Les grèves contre la réforme des retraites ont plombé en octobre une production industrielle française qui peinait déjà à redécoller après la crise, et si un certain rattrapage est attendu d'ici la fin de l'année, il pourrait être de courte durée.
Après deux mois de stagnation, la production a chuté de 0,8%, y compris dans la seule industrie manufacturière qui exclut l'activité minière et la construction, a annoncé vendredi l'Institut national de la statistique (Insee).
Ce "nouvau coup d'arrêt pour l'industrie française", selon l'économiste Alexander Law du cabinet Xerfi, est en fait un trompe-l'oeil.

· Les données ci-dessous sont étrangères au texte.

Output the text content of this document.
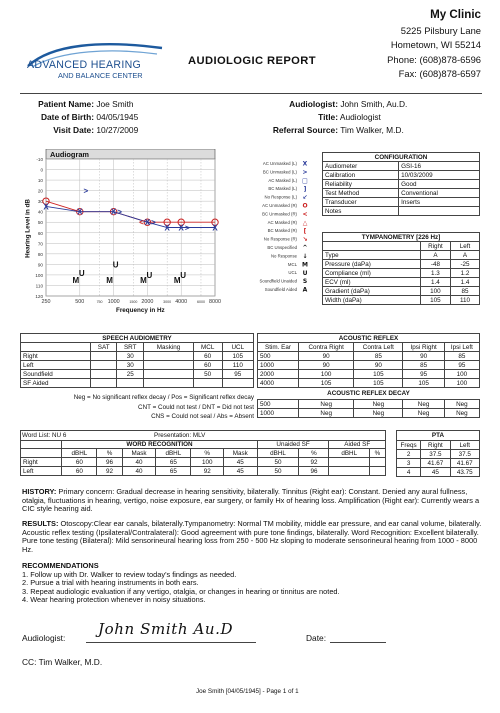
ADVANCED HEARING
AND BALANCE CENTER
AUDIOLOGIC REPORT
My Clinic
5225 Pilsbury Lane
Hometown, WI 55214
Phone: (608)878-6596
Fax: (608)878-6597
Patient Name: Joe Smith
Date of Birth: 04/05/1945
Visit Date: 10/27/2009
Audiologist: John Smith, Au.D.
Title: Audiologist
Referral Source: Tim Walker, M.D.
Hearing Level in dB
Frequency in Hz
Audiogram
-10
0
10
20
30
40
50
60
70
80
90
100
110
120
250	500	750 1000	1500 2000	3000 4000	6000 8000
X
X	X
X
X X	X
>
>
>
>
<
M	M	M	M
U
U
U	U
AC Unmasked (L) X
BC Unmasked (L) >
AC Masked (L) □
BC Masked (L) ]
No Response (L) ↙
AC Unmasked (R) O
BC Unmasked (R) <
AC Masked (R) △
BC Masked (R) [
No Response (R) ↘
BC Unspecified ^
No Response ↓
MCL M
UCL U
Soundfield Unaided S
Soundfield Aided A
CONFIGURATION	
Audiometer	GSI-16
Calibration	10/03/2009
Reliability	Good
Test Method	Conventional
Transducer	Inserts
Notes	
TYMPANOMETRY [226 Hz]		
	Right	Left
Type	A	A
Pressure (daPa)	-48	-25
Compliance (ml)	1.3	1.2
ECV (ml)	1.4	1.4
Gradient (daPa)	100	85
Width (daPa)	105	110
SPEECH AUDIOMETRY					
	SAT	SRT	Masking	MCL	UCL
Right		30		60	105
Left		30		60	110
Soundfield		25		50	95
SF Aided					
Neg = No significant reflex decay / Pos = Significant reflex decay
CNT = Could not test / DNT = Did not test
CNS = Could not seal / Abs = Absent
ACOUSTIC REFLEX				
Stim. Ear	Contra Right	Contra Left	Ipsi Right	Ipsi Left
500	90	85	90	85
1000	90	90	85	95
2000	100	105	95	100
4000	105	105	105	100
ACOUSTIC REFLEX DECAY				
500	Neg	Neg	Neg	Neg
1000	Neg	Neg	Neg	Neg
Word List: NU 6	Presentation: MLV

	WORD RECOGNITION						Unaided SF		Aided SF	
	dBHL	%	Mask	dBHL	%	Mask	dBHL	%	dBHL	%
Right	60	96	40	65	100	45	50	92		
Left	60	92	40	65	92	45	50	96		
PTA		
Freqs	Right	Left
2	37.5	37.5
3	41.67	41.67
4	45	43.75
HISTORY: Primary concern: Gradual decrease in hearing sensitivity, bilaterally. Tinnitus (Right ear): Constant. Denied any aural fullness, otalgia, fluctuations in hearing, vertigo, noise exposure, ear surgery, or family Hx of hearing loss. Amplification (Right ear): Currently wears a CIC style hearing aid.
RESULTS: Otoscopy:Clear ear canals, bilaterally.Tympanometry: Normal TM mobility, middle ear pressure, and ear canal volume, bilaterally. Acoustic reflex testing (Ipsilateral/Contralateral): Good agreement with pure tone findings, bilaterally. Word Recognition: Excellent bilaterally. Pure tone testing (Bilateral): Mild sensorineural hearing loss from 250 - 500 Hz sloping to moderate sensorineural hearing from 1000 - 8000 Hz.
RECOMMENDATIONS
1. Follow up with Dr. Walker to review today's findings as needed.
2. Pursue a trial with hearing instruments in both ears.
3. Repeat audiologic evaluation if any vertigo, otalgia, or changes in hearing or tinnitus are noted.
4. Wear hearing protection whenever in noisy situations.
Audiologist: John Smith Au.D	Date:
CC: Tim Walker, M.D.
Joe Smith [04/05/1945] - Page 1 of 1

En effet, l'entourage de la ministre de l'Economie Christine Lagarde fait valoir que ce repli "reflète l'effet des mouvements sociaux sur l'activité du seul secteur du raffinage".

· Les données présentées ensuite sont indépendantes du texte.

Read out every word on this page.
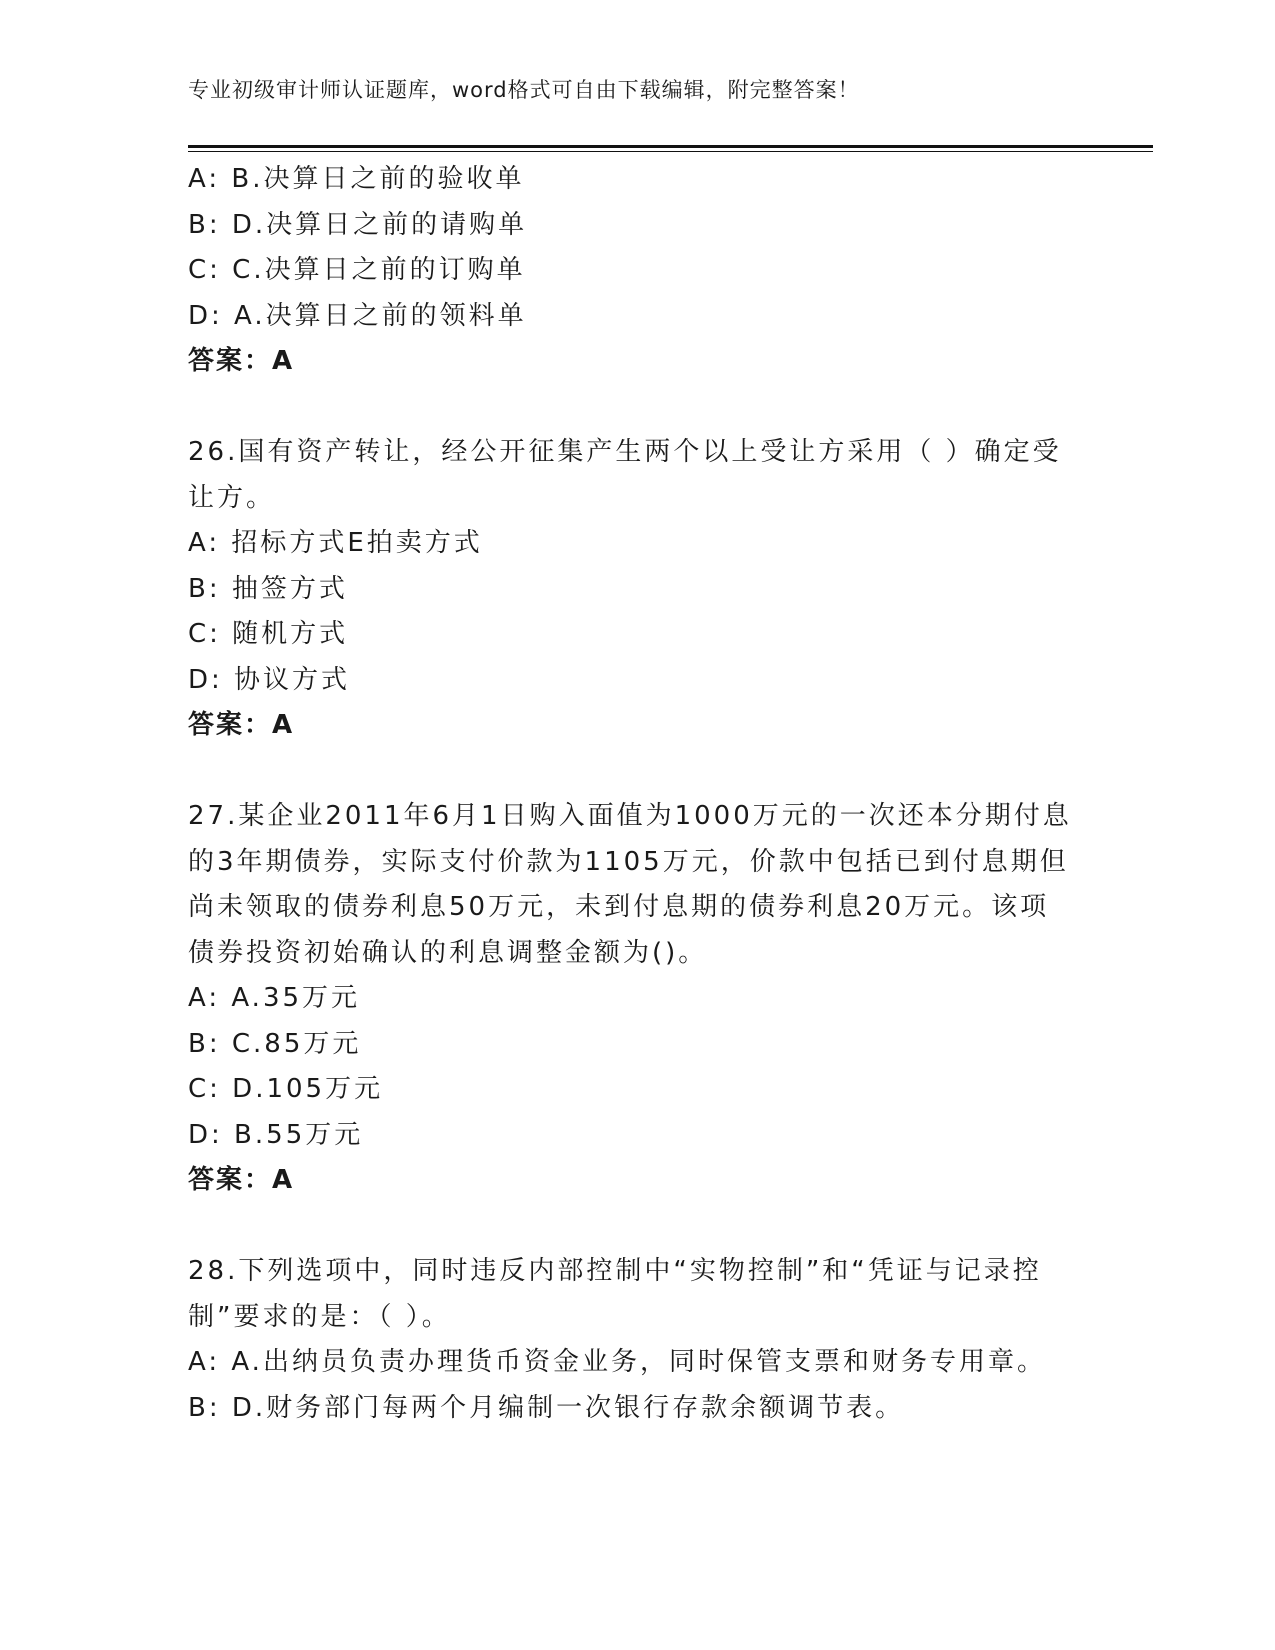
专业初级审计师认证题库，word格式可自由下载编辑，附完整答案！
A: B.决算日之前的验收单
B: D.决算日之前的请购单
C: C.决算日之前的订购单
D: A.决算日之前的领料单
答案：A
26.国有资产转让，经公开征集产生两个以上受让方采用（ ）确定受
让方。
A: 招标方式E拍卖方式
B: 抽签方式
C: 随机方式
D: 协议方式
答案：A
27.某企业2011年6月1日购入面值为1000万元的一次还本分期付息
的3年期债券，实际支付价款为1105万元，价款中包括已到付息期但
尚未领取的债券利息50万元，未到付息期的债券利息20万元。该项
债券投资初始确认的利息调整金额为()。
A: A.35万元
B: C.85万元
C: D.105万元
D: B.55万元
答案：A
28.下列选项中，同时违反内部控制中“实物控制”和“凭证与记录控
制”要求的是：（ ）。
A: A.出纳员负责办理货币资金业务，同时保管支票和财务专用章。
B: D.财务部门每两个月编制一次银行存款余额调节表。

Le long blocage des dépôts de carburant et des raffineries, qui avait entraîné une pénurie de carburant à la veille des vacances de la Toussaint, a ainsi provoqué un effondrement de 56,5% de la cokéfaction et du raffinage en octobre par rapport au mois précédent.

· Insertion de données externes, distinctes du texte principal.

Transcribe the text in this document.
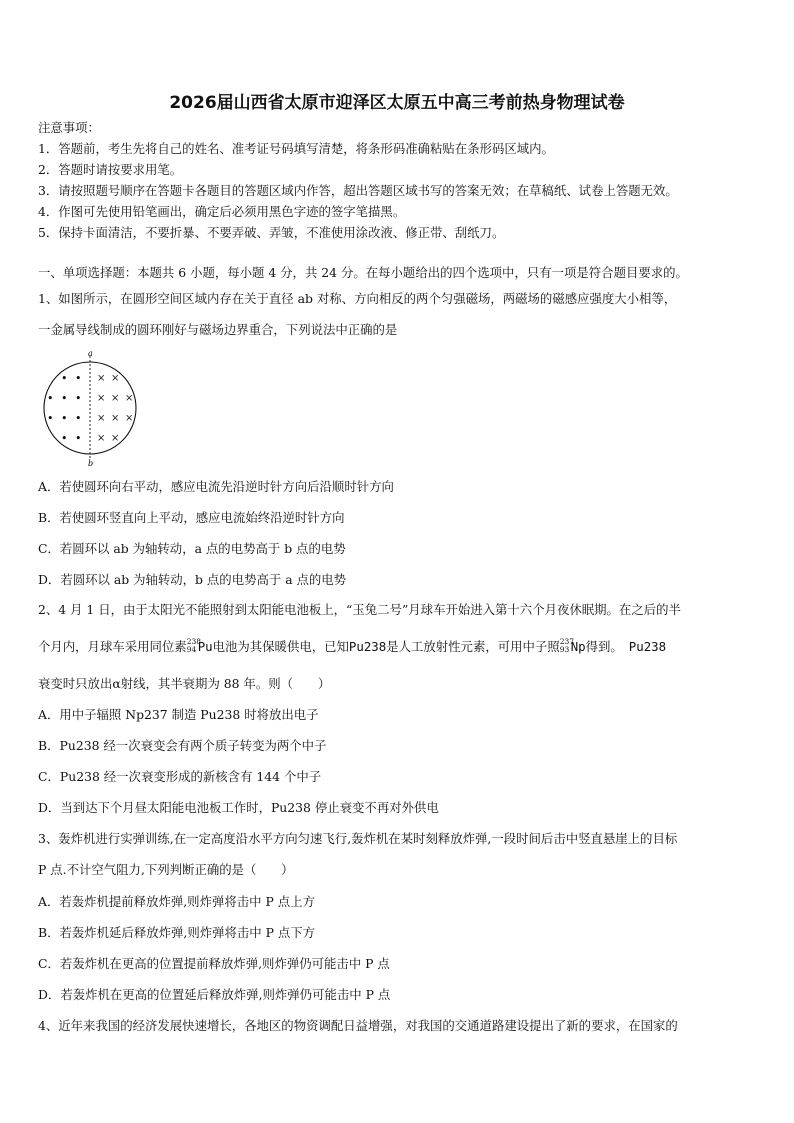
2026届山西省太原市迎泽区太原五中高三考前热身物理试卷
注意事项：
1．答题前，考生先将自己的姓名、准考证号码填写清楚，将条形码准确粘贴在条形码区域内。
2．答题时请按要求用笔。
3．请按照题号顺序在答题卡各题目的答题区域内作答，超出答题区域书写的答案无效；在草稿纸、试卷上答题无效。
4．作图可先使用铅笔画出，确定后必须用黑色字迹的签字笔描黑。
5．保持卡面清洁，不要折暴、不要弄破、弄皱，不准使用涂改液、修正带、刮纸刀。
一、单项选择题：本题共 6 小题，每小题 4 分，共 24 分。在每小题给出的四个选项中，只有一项是符合题目要求的。
1、如图所示，在圆形空间区域内存在关于直径 ab 对称、方向相反的两个匀强磁场，两磁场的磁感应强度大小相等，
一金属导线制成的圆环刚好与磁场边界重合，下列说法中正确的是
a
b
• •
• • •
• • •
• •
× ×
× × ×
× × ×
× ×
A．若使圆环向右平动，感应电流先沿逆时针方向后沿顺时针方向
B．若使圆环竖直向上平动，感应电流始终沿逆时针方向
C．若圆环以 ab 为轴转动，a 点的电势高于 b 点的电势
D．若圆环以 ab 为轴转动，b 点的电势高于 a 点的电势
2、4 月 1 日，由于太阳光不能照射到太阳能电池板上，“玉兔二号”月球车开始进入第十六个月夜休眠期。在之后的半
个月内，月球车采用同位素 238
94 Pu电池为其保暖供电，已知Pu238是人工放射性元素，可用中子照 237
93 Np得到。 Pu238
衰变时只放出α射线，其半衰期为 88 年。则（　　）
A．用中子辐照 Np237 制造 Pu238 时将放出电子
B．Pu238 经一次衰变会有两个质子转变为两个中子
C．Pu238 经一次衰变形成的新核含有 144 个中子
D．当到达下个月昼太阳能电池板工作时，Pu238 停止衰变不再对外供电
3、轰炸机进行实弹训练,在一定高度沿水平方向匀速飞行,轰炸机在某时刻释放炸弹,一段时间后击中竖直悬崖上的目标
P 点.不计空气阻力,下列判断正确的是（　　）
A．若轰炸机提前释放炸弹,则炸弹将击中 P 点上方
B．若轰炸机延后释放炸弹,则炸弹将击中 P 点下方
C．若轰炸机在更高的位置提前释放炸弹,则炸弹仍可能击中 P 点
D．若轰炸机在更高的位置延后释放炸弹,则炸弹仍可能击中 P 点
4、近年来我国的经济发展快速增长，各地区的物资调配日益增强，对我国的交通道路建设提出了新的要求，在国家的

Cette très mauvaise performance "a pesé sur l'activité d'ensemble", estime M. Law, mais la chute devrait être aussi exceptionnelle que ponctuelle.
"Un contrecoup technique important à la hausse devrait avoir lieu en novembre dans ce secteur", assure-t-on à Bercy, un point de vue plus ou moins partagé par les analystes.
"Ce décrochage devrait être en partie rattrapé à la hausse en novembre et décembre", prévoit Nicolas Bouzou, du cabinet Asterès, tout comme Victoire Dumaine-Martin, de Natixis, qui s'attend à "un rebond dans les prochains mois".
Pour autant, prévient Alexander Law, cela pourrait ne pas suffire à compenser "complètement la déperdition" d'octobre, et ce démarrage pénible du dernier trimestre ne "paraît pas indiquer une accélération de la croissance en cette fin d'année", telle qu'annoncée par le gouvernement et la Banque de France, "bien au contraire".
L'évolution des autres secteurs est en effet mitigée.
Certes, plaide-t-on au ministère de l'Economie, "des signaux favorables demeurent: la production de biens de consommation non durables augmente (+0,9% en octobre après +0,4%) et celle de biens d’investissement progresse de +0,6%", tandis que les enquêtes auprès des industriels "suggèrent que l'activité des autres branches devrait continuer à progresser en fin d’année".
La hausse de 1,6% de la production des équipements électriques, électroniques, informatiques ainsi que des machines est particulièrement bienvenue, car elle confirme "que l'investissement des entreprises a cessé de chuter", souligne Marc Touati, d'Assya Cie financière.
Mais en contrepartie, des chutes dans la chimie (-3%) et l'habillement (-2,2%) peuvent s'avérer inquiétantes, tout comme dans la production d'avions, bateaux et trains (-2,8%), un secteur dont Alexander Law relève "l'importance dans le commerce extérieur de la France", très dépendant des gros contrats.
Et si la production automobile a été bien orientée (+4,2%), ce secteur emblématique particulièrement frappé par la crise est encore loin d'avoir retrouvé sa splendeur d'antan. Avec la fin définitive de la prime à la casse, début 2011, il devrait même entamer "une longue traversée du désert", prévient M. Touati.
Après le rebond attendu en cette fin d'année, la production industrielle pourrait donc "ralentir au rythme de la disparition de tous les facteurs favorables, comme la prime à la casse, et de l'entrée en vigueur du plan d'austérité budgétaire", explique Victoire Dumaine-Martin.